I ran across this snippet online yesterday: “I took a while, but we trained through Issue X. I’m so glad I didn’t follow my vet’s advice and try medication.”
It was a “close the computer and walk away” moment.
I don’t think psychiatric medication is the solution to every training issue. Not even every fear-based issue. I tried every positive training method and mood enhancing magic widget out there before we switched to medication; I understand why people are hesitant. But if your dog has a problem severe enough that your veterinarian is recommending medical intervention, why on earth would you persevere through training without it? If your dog is that miserable, why are you withholding help?
Let’s pretend this comment was about, say, Kennel Cough. “It took a while, but my dog finally quit coughing. I’m so glad I didn’t use medication.” Does that make sense to you?
What’s at issue here is fear and misunderstanding.
People assume that a dog on medication for a mental problem is going to be stuck taking it forever, and they assume that the dog will become a zombie robot.
Neither of those things is true.
According to our veterinary behaviorist, very few of her patients require medication indefinitely. Psychiatric medication in dogs is largely a training aid–the medication helps your dog have a milder reaction to X, and over time they learn not to have a bad reaction to X anymore. That learning stays in place, even when the medication is gone. It isn’t a fast process, but a year or two (the timeline the behaviorist mentioned as fairly common for her patients) is not forever.
As for the zombie-robot angle, that is also not true. If medication makes your dog act lethargic, it’s not the right medication or dosage. Dogs who are hyper-vigilant may start to sleep more when they feel less anxiety about their environment, but that’s a good adjustment to a more “normal” way of living. We do have one medication where the top-end dosage made Silas very clumsy, so we don’t give him that dose.

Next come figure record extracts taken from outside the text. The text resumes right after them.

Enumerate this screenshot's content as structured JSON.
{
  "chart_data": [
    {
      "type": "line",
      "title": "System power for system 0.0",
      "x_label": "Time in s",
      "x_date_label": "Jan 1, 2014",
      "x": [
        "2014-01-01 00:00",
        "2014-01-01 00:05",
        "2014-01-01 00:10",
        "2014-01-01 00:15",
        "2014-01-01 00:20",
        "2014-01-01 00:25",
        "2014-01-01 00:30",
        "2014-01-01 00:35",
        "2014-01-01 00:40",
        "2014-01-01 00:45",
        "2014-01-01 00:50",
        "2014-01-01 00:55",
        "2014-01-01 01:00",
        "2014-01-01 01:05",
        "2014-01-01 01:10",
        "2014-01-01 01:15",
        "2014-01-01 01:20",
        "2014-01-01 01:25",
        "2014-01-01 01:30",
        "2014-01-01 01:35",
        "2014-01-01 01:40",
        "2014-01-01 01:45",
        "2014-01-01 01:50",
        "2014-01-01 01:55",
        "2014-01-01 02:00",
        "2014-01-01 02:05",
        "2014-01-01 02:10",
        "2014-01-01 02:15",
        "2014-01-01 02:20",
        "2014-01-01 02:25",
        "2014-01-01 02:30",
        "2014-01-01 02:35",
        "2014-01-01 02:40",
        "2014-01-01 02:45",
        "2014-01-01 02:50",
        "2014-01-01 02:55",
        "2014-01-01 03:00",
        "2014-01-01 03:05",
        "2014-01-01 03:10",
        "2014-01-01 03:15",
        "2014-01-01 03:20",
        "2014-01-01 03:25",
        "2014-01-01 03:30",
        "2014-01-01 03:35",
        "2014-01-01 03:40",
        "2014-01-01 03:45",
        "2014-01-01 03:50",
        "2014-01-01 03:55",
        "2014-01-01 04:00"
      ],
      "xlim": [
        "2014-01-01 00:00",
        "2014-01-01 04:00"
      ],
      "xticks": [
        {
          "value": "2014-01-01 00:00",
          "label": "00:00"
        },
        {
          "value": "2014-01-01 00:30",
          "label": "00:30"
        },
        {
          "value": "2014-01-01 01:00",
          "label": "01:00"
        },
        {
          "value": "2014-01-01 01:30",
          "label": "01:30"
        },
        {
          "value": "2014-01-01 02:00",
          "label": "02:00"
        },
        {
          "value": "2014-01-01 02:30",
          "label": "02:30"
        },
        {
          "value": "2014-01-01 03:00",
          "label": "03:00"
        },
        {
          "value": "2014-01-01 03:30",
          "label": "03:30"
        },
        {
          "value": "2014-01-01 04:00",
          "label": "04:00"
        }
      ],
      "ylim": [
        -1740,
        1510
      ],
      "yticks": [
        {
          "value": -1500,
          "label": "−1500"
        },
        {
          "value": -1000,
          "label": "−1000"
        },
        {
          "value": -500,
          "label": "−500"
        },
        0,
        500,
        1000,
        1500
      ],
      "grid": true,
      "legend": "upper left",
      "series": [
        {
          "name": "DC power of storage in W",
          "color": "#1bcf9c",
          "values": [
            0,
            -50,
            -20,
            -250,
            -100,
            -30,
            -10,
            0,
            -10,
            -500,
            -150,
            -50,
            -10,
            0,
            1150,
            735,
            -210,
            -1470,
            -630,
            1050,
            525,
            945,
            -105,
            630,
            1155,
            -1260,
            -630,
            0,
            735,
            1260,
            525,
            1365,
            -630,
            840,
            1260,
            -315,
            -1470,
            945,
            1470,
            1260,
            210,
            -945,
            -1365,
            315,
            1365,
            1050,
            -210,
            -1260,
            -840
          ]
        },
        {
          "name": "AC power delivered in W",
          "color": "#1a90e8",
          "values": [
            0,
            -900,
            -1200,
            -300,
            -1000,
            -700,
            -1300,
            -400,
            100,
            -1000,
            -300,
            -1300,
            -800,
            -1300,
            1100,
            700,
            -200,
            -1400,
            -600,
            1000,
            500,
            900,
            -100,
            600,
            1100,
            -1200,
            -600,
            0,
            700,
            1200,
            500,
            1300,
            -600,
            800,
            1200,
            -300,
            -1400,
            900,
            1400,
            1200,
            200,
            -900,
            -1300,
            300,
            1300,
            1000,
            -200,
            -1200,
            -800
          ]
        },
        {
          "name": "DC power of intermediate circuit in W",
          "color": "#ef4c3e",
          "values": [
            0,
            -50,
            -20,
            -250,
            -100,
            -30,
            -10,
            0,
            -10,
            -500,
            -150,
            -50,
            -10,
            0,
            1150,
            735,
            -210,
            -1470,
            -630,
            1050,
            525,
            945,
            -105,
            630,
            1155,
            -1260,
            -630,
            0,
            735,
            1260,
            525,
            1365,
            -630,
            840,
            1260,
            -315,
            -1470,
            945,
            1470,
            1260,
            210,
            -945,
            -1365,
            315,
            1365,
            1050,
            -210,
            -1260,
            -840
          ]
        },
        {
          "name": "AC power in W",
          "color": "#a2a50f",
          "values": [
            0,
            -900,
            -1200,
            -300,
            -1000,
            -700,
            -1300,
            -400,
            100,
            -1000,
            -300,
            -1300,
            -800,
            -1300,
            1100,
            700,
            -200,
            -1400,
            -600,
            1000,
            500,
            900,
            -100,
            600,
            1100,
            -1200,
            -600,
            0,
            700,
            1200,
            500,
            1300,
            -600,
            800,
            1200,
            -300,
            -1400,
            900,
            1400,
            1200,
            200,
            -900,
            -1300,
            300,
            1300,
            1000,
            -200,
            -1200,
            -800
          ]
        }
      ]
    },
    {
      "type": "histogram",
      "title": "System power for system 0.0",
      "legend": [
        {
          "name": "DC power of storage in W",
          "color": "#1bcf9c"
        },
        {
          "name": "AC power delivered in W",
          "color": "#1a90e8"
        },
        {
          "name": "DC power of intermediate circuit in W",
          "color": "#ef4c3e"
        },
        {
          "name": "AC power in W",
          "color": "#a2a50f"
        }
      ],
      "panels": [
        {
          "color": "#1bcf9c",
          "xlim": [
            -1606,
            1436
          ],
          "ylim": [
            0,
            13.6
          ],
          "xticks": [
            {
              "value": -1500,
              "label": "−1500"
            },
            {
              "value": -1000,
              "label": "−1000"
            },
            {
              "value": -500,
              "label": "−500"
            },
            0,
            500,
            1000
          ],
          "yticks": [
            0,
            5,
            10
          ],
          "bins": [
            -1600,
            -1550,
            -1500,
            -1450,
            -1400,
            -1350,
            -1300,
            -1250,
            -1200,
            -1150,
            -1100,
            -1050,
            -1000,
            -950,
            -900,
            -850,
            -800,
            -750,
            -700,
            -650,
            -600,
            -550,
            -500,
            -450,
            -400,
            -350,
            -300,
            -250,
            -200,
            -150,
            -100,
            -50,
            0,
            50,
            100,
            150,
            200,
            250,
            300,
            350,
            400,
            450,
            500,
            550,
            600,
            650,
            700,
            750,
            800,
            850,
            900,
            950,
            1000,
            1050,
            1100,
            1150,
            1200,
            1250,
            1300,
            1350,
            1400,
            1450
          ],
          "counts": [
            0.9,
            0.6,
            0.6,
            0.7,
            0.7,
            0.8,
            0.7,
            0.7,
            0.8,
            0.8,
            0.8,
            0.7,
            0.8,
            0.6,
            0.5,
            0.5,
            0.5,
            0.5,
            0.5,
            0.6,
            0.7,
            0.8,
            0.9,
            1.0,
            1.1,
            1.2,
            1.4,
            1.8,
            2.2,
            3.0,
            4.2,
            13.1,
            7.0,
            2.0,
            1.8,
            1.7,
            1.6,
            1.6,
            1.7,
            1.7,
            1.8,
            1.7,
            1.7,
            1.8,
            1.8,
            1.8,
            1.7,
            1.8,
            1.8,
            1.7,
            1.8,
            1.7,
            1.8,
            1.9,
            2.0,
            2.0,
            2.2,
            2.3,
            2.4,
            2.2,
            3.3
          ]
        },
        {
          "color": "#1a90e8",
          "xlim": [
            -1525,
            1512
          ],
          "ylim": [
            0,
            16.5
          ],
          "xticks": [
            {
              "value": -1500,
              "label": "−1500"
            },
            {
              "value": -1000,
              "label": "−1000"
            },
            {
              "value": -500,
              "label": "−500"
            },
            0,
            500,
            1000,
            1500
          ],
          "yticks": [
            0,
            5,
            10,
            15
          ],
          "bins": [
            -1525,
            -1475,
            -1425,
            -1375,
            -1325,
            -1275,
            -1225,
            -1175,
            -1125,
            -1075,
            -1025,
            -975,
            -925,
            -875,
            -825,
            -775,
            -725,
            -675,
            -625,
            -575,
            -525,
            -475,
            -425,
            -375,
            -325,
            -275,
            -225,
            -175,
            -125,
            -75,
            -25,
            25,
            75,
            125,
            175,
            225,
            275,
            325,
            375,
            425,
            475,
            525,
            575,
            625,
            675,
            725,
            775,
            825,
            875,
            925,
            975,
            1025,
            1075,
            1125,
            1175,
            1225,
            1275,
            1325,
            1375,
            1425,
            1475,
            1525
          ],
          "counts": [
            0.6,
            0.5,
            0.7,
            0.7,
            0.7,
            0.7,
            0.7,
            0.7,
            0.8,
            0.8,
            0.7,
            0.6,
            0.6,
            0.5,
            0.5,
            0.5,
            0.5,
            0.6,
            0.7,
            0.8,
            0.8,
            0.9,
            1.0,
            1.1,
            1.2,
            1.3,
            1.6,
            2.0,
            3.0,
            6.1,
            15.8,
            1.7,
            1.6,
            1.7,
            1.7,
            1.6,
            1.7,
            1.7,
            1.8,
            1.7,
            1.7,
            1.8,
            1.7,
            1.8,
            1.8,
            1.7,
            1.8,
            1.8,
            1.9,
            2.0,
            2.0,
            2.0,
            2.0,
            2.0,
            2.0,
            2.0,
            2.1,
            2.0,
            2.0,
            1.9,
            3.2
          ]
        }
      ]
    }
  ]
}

Silas still wants to play from 5:00 until bedtime. He still has enough energy that he’s hard to entertain in a townhouse with no yard. Last night, he ran around upstairs with my husband, then we played upstairs/downstairs fetch, then I did a training session that included running to get treats, then I took him in the garage and did some car training, and THEN he was still so energetic that he and my husband had to chase each other around and around the garage at top speed. We don’t do that much every night, but it’s within the normal range.
People also believe that using medication means you are a failure as a trainer.
That isn’t true, either.
Dogs who need medical help overcoming a problem often react so strongly that there’s simply nothing you can train. This is what finally pushed me over the edge with Silas. I read 8000 books and articles saying “start in a place where your dog can see what he’s afraid of, but doesn’t react to it.” Without medication, that place does not exist for Silas. He could see a glint of metal through the trees at the park, and we had to leave. Just being outside was so hard for him that he literally could not eat a cookie or play with a toy, even in familiar places. His medication gives me enough room to do real training. Which brings me to my last point:
Medication is not magic.
The other misperception is that the right pill will “fix” a problem dog immediately. Silas did not start walking on the sidewalk as soon as I handed him the first pill. What the medication let me do was start training him. We could go to a park with cars on the horizon, and we’ve meandered up from that over the last seven or eight months. Yesterday, he stopped to sniff a bush while we were next to the street, and I had to restrain myself from jumping up and down in glee. His “walks” on the sidewalk are literally in the one minute range. But he’s out there. It’s possible that if I had stacked just the right combination of non-medical remedies we might have eventually made similar progress, but I don’t see the point in dragging out his misery just to avoid a well-established medical protocol.